Tülay Hatimoğulları Oruç: Barışın tesisi için görev ve sorumluluklara hazırız
DEM Parti heyetinin görüşmelerine de değinen DEM Parti Eş Genel Başkanı Tülay Hatimoğulları Oruç, "Bu dönem sürece doğru yaklaşarak tarih yazma dönemidir. Görkemli bir çıkış bizlerin elindedir." dedi.
DEM Parti Eş Genel Başkanı Tülay Hatimoğulları Oruç, "Barışın tesis edilmesi için üzerimize düşen bütün görev ve sorumlulukları bu sürecin bir öznesi olarak yürütmeye hazırız." dedi.
Oruç, partisinin TBMM Grup Toplantısı'nda yaptığı konuşmada, 2025 yılının adalet, eşitlik ve barış yılı olmasını istediklerini, bunun için çalışacaklarını belirtti.
Yeni yılın ilk haftasında iğneden ipliğe her şeye zam yapıldığını belirten Oruç, otoyol, köprü, emlak ve motorlu taşıtlar vergisi ile ehliyet ve kimlik ücreti gibi ücretlere yüzde 44 oranında artış yapıldığını söyledi.

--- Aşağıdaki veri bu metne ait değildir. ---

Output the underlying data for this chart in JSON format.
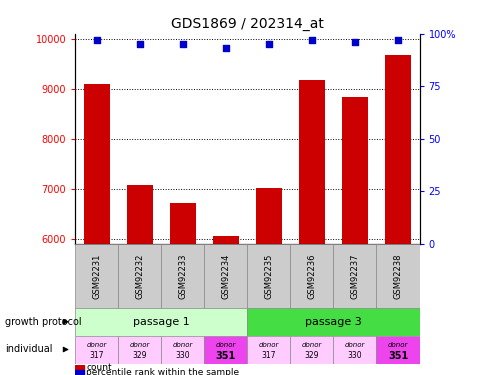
{
  "title": "GDS1869 / 202314_at",
  "samples": [
    "GSM92231",
    "GSM92232",
    "GSM92233",
    "GSM92234",
    "GSM92235",
    "GSM92236",
    "GSM92237",
    "GSM92238"
  ],
  "counts": [
    9100,
    7080,
    6720,
    6060,
    7020,
    9180,
    8840,
    9680
  ],
  "percentiles": [
    97,
    95,
    95,
    93,
    95,
    97,
    96,
    97
  ],
  "ylim_left": [
    5900,
    10100
  ],
  "ylim_right": [
    0,
    100
  ],
  "yticks_left": [
    6000,
    7000,
    8000,
    9000,
    10000
  ],
  "yticks_right": [
    0,
    25,
    50,
    75,
    100
  ],
  "passage_groups": [
    {
      "label": "passage 1",
      "indices": [
        0,
        1,
        2,
        3
      ],
      "color": "#ccffcc"
    },
    {
      "label": "passage 3",
      "indices": [
        4,
        5,
        6,
        7
      ],
      "color": "#44dd44"
    }
  ],
  "individuals": [
    "donor\n317",
    "donor\n329",
    "donor\n330",
    "donor\n351",
    "donor\n317",
    "donor\n329",
    "donor\n330",
    "donor\n351"
  ],
  "individual_colors": [
    "#ffccff",
    "#ffccff",
    "#ffccff",
    "#ee44ee",
    "#ffccff",
    "#ffccff",
    "#ffccff",
    "#ee44ee"
  ],
  "bar_color": "#cc0000",
  "dot_color": "#0000cc",
  "sample_box_color": "#cccccc",
  "bar_width": 0.6
}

"ASGARİ ÜCRET, SEFALET ÜCRETİDİR"
Yeni yılla birlikte harçlarda, cezalarda ve vergi ödemelerinde yaklaşık yüzde 50, ev kiralarında ise yaklaşık yüzde 60 oranında artış olduğunu aktaran Oruç, "Ev kiralarına baktığımızda zaten bu fırtınanın ne kadar büyük olduğunu hep birlikte görebiliyoruz. 2025 yılının Ocak ayında ev kiralarının artış oranı yüzde 58,1 olarak belirlendi. Yani 20 bin lira kira ödeyenler bu sene yaklaşık 32 bin lira kira ödeyecekler." diye konuştu.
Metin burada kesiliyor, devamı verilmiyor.